Search code examples
cassandra

Cassandra data corruption: NULL values appearing on certain columns


I'm running a Cassandra 3.9 cluster, and today I noticed some NULL values in some generated reports.

I opened up cqlsh and after some queries I noticed that null values are appearing all over the data, apparently in random columns.

Replication factor is 3.

I've started a nodetool repair on the cluster but it hasn't finished yet.

My question is: I searched for this behavior and could not find it anywhere. Apparently the random appearance of NULL values in columns is not a common problem.

Does anyone know what's going on? This kind of data corruption seems pretty serious. Thanks in advance for any ideas.

ADDED Details:

  • Happens on columns that are frequently updated with toTimestamp(now()) which never returns NULL, so it's not about null data going in.

  • Happens on immutable columns that are only inserted once and never changed. (But other columns on the table are frequently updated.)

Do updates cause this like deletions do? Seems kinda serious to me, to wake up to a bunch of NULL values.

I also know specifically some of the data that has been lost, three entries I've already identified are for important entries which are missing. These have not been deleted for sure - there is no deletion on one specific table which is full of NULL everywhere.

I am the sole admin and nobody ran any nodetool commands overnight, 100% sure.

UPDATE

nodetool repair has been running for 6+ hours now and it fully recovered the data on one varchar column "item description".

It's a Cassandra issue and no, there were no deletions at all. And like I said functions which never return null had null in them(toTimestamp(now())).

UPDATE 2

So nodetool repair finished overnight but the NULLs were still there in the morning.

So I went node by node stopping and restarting them and voilà, the NULLs are gone and there was no data loss.

This is a major league bug if you ask me.

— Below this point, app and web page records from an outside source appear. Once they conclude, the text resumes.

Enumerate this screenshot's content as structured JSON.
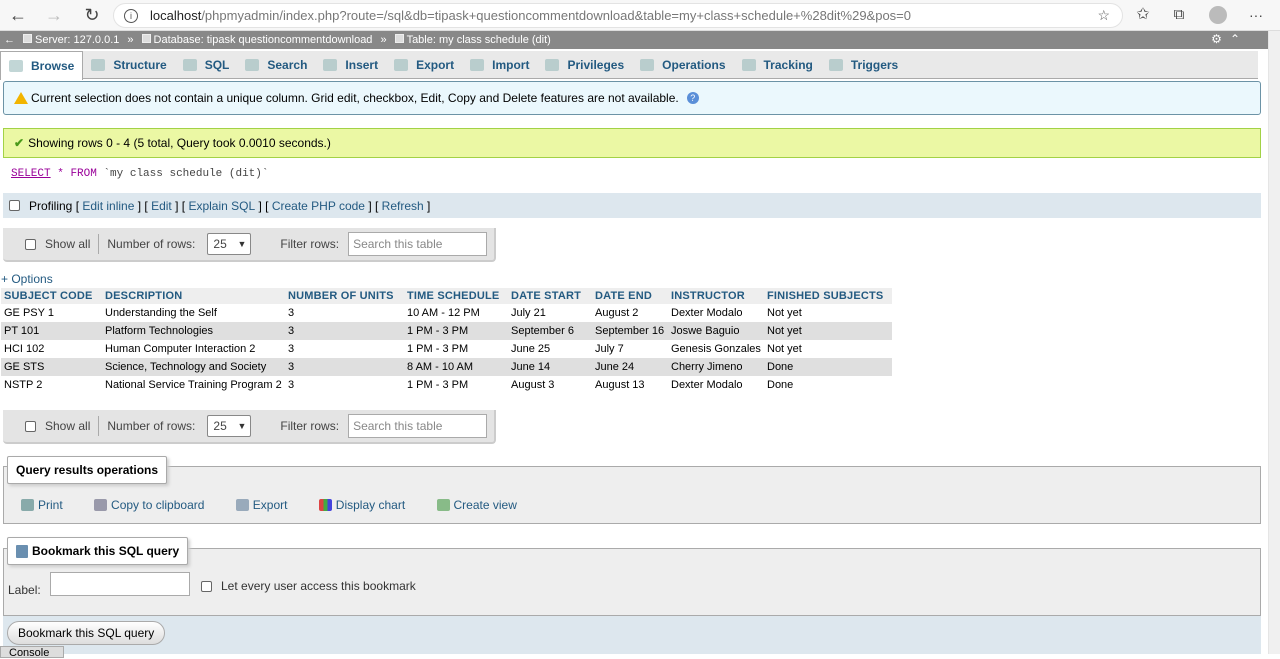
{
  "browser": {
    "url_host": "localhost",
    "url_rest": "/phpmyadmin/index.php?route=/sql&db=tipask+questioncommentdownload&table=my+class+schedule+%28dit%29&pos=0"
  },
  "breadcrumb": {
    "server": "Server: 127.0.0.1",
    "database": "Database: tipask questioncommentdownload",
    "table": "Table: my class schedule (dit)"
  },
  "tabs": [
    {
      "label": "Browse",
      "icon": "browse-icon"
    },
    {
      "label": "Structure",
      "icon": "structure-icon"
    },
    {
      "label": "SQL",
      "icon": "sql-icon"
    },
    {
      "label": "Search",
      "icon": "search-icon"
    },
    {
      "label": "Insert",
      "icon": "insert-icon"
    },
    {
      "label": "Export",
      "icon": "export-icon"
    },
    {
      "label": "Import",
      "icon": "import-icon"
    },
    {
      "label": "Privileges",
      "icon": "privileges-icon"
    },
    {
      "label": "Operations",
      "icon": "operations-icon"
    },
    {
      "label": "Tracking",
      "icon": "tracking-icon"
    },
    {
      "label": "Triggers",
      "icon": "triggers-icon"
    }
  ],
  "notice": "Current selection does not contain a unique column. Grid edit, checkbox, Edit, Copy and Delete features are not available.",
  "success": "Showing rows 0 - 4 (5 total, Query took 0.0010 seconds.)",
  "sql": {
    "select": "SELECT",
    "star": "*",
    "from": "FROM",
    "table": "`my class schedule (dit)`"
  },
  "profiling": {
    "label": "Profiling",
    "edit_inline": "Edit inline",
    "edit": "Edit",
    "explain": "Explain SQL",
    "php": "Create PHP code",
    "refresh": "Refresh"
  },
  "nav": {
    "show_all": "Show all",
    "rows_label": "Number of rows:",
    "rows_value": "25",
    "filter_label": "Filter rows:",
    "filter_placeholder": "Search this table"
  },
  "options_link": "+ Options",
  "table": {
    "headers": [
      "SUBJECT CODE",
      "DESCRIPTION",
      "NUMBER OF UNITS",
      "TIME SCHEDULE",
      "DATE START",
      "DATE END",
      "INSTRUCTOR",
      "FINISHED SUBJECTS"
    ],
    "rows": [
      [
        "GE PSY 1",
        "Understanding the Self",
        "3",
        "10 AM - 12 PM",
        "July 21",
        "August 2",
        "Dexter Modalo",
        "Not yet"
      ],
      [
        "PT 101",
        "Platform Technologies",
        "3",
        "1 PM - 3 PM",
        "September 6",
        "September 16",
        "Joswe Baguio",
        "Not yet"
      ],
      [
        "HCI 102",
        "Human Computer Interaction 2",
        "3",
        "1 PM - 3 PM",
        "June 25",
        "July 7",
        "Genesis Gonzales",
        "Not yet"
      ],
      [
        "GE STS",
        "Science, Technology and Society",
        "3",
        "8 AM - 10 AM",
        "June 14",
        "June 24",
        "Cherry Jimeno",
        "Done"
      ],
      [
        "NSTP 2",
        "National Service Training Program 2",
        "3",
        "1 PM - 3 PM",
        "August 3",
        "August 13",
        "Dexter Modalo",
        "Done"
      ]
    ]
  },
  "query_ops": {
    "legend": "Query results operations",
    "print": "Print",
    "copy": "Copy to clipboard",
    "export": "Export",
    "chart": "Display chart",
    "view": "Create view"
  },
  "bookmark": {
    "legend": "Bookmark this SQL query",
    "label": "Label:",
    "share": "Let every user access this bookmark",
    "button": "Bookmark this SQL query"
  },
  "console": "Console"
}
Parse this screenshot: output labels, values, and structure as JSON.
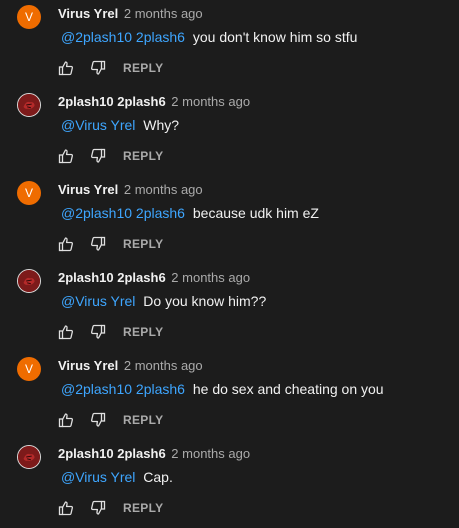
{
  "labels": {
    "reply": "REPLY"
  },
  "colors": {
    "background": "#1c1c1c",
    "mention": "#3ea6ff",
    "avatar_letter_bg": "#ef6c00",
    "avatar_image_bg": "#8a1c1c"
  },
  "icons": {
    "like": "thumbs-up-icon",
    "dislike": "thumbs-down-icon"
  },
  "comments": [
    {
      "author": "Virus Yrel",
      "time": "2 months ago",
      "avatar_letter": "V",
      "mention": "@2plash10 2plash6",
      "text": "you don't know him so stfu"
    },
    {
      "author": "2plash10 2plash6",
      "time": "2 months ago",
      "avatar_letter": "",
      "mention": "@Virus Yrel",
      "text": "Why?"
    },
    {
      "author": "Virus Yrel",
      "time": "2 months ago",
      "avatar_letter": "V",
      "mention": "@2plash10 2plash6",
      "text": "because udk him eZ"
    },
    {
      "author": "2plash10 2plash6",
      "time": "2 months ago",
      "avatar_letter": "",
      "mention": "@Virus Yrel",
      "text": "Do you know him??"
    },
    {
      "author": "Virus Yrel",
      "time": "2 months ago",
      "avatar_letter": "V",
      "mention": "@2plash10 2plash6",
      "text": "he do sex and cheating on you"
    },
    {
      "author": "2plash10 2plash6",
      "time": "2 months ago",
      "avatar_letter": "",
      "mention": "@Virus Yrel",
      "text": "Cap."
    }
  ]
}
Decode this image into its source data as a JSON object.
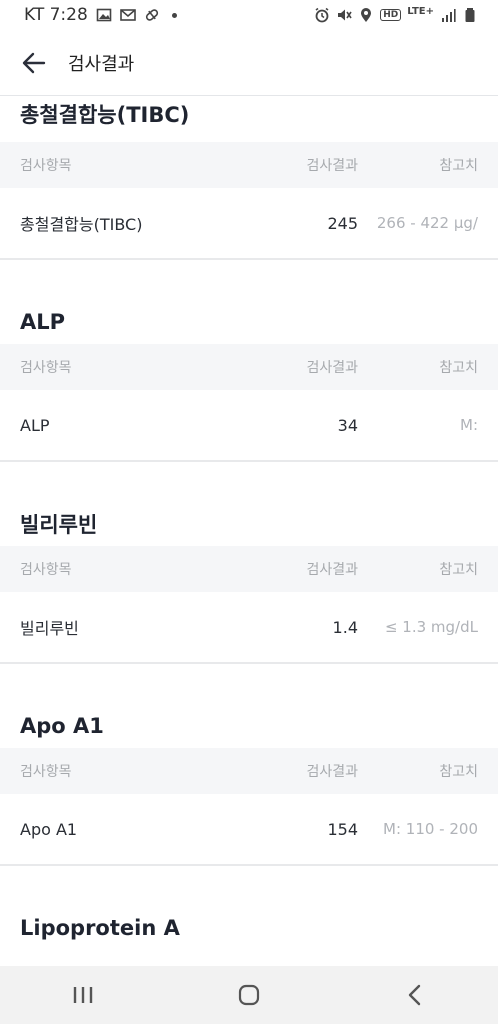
{
  "status_bar": {
    "carrier_time": "KT 7:28",
    "network": "LTE+",
    "hd": "HD"
  },
  "app_bar": {
    "title": "검사결과"
  },
  "headers": {
    "item": "검사항목",
    "result": "검사결과",
    "reference": "참고치"
  },
  "sections": [
    {
      "title": "총철결합능(TIBC)",
      "item": "총철결합능(TIBC)",
      "result": "245",
      "reference": "266 - 422 μg/"
    },
    {
      "title": "ALP",
      "item": "ALP",
      "result": "34",
      "reference": "M:"
    },
    {
      "title": "빌리루빈",
      "item": "빌리루빈",
      "result": "1.4",
      "reference": "≤ 1.3 mg/dL"
    },
    {
      "title": "Apo A1",
      "item": "Apo A1",
      "result": "154",
      "reference": "M: 110 - 200"
    },
    {
      "title": "Lipoprotein A"
    }
  ]
}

I don't have the resources now to go after it, but if anyone else faces this here's the simple "fix":

  1. Run nodetool repair -dcpar to fix all nodes in the datacenter.
  2. Restart node by node.

Solution

  • I faced a similar issue some months ago and it's explained quite well in the following blog (this is not written by me): WAT - Cassandra: Row level consistency #$@&%*!

    The null values actually have been caused by updates in this case.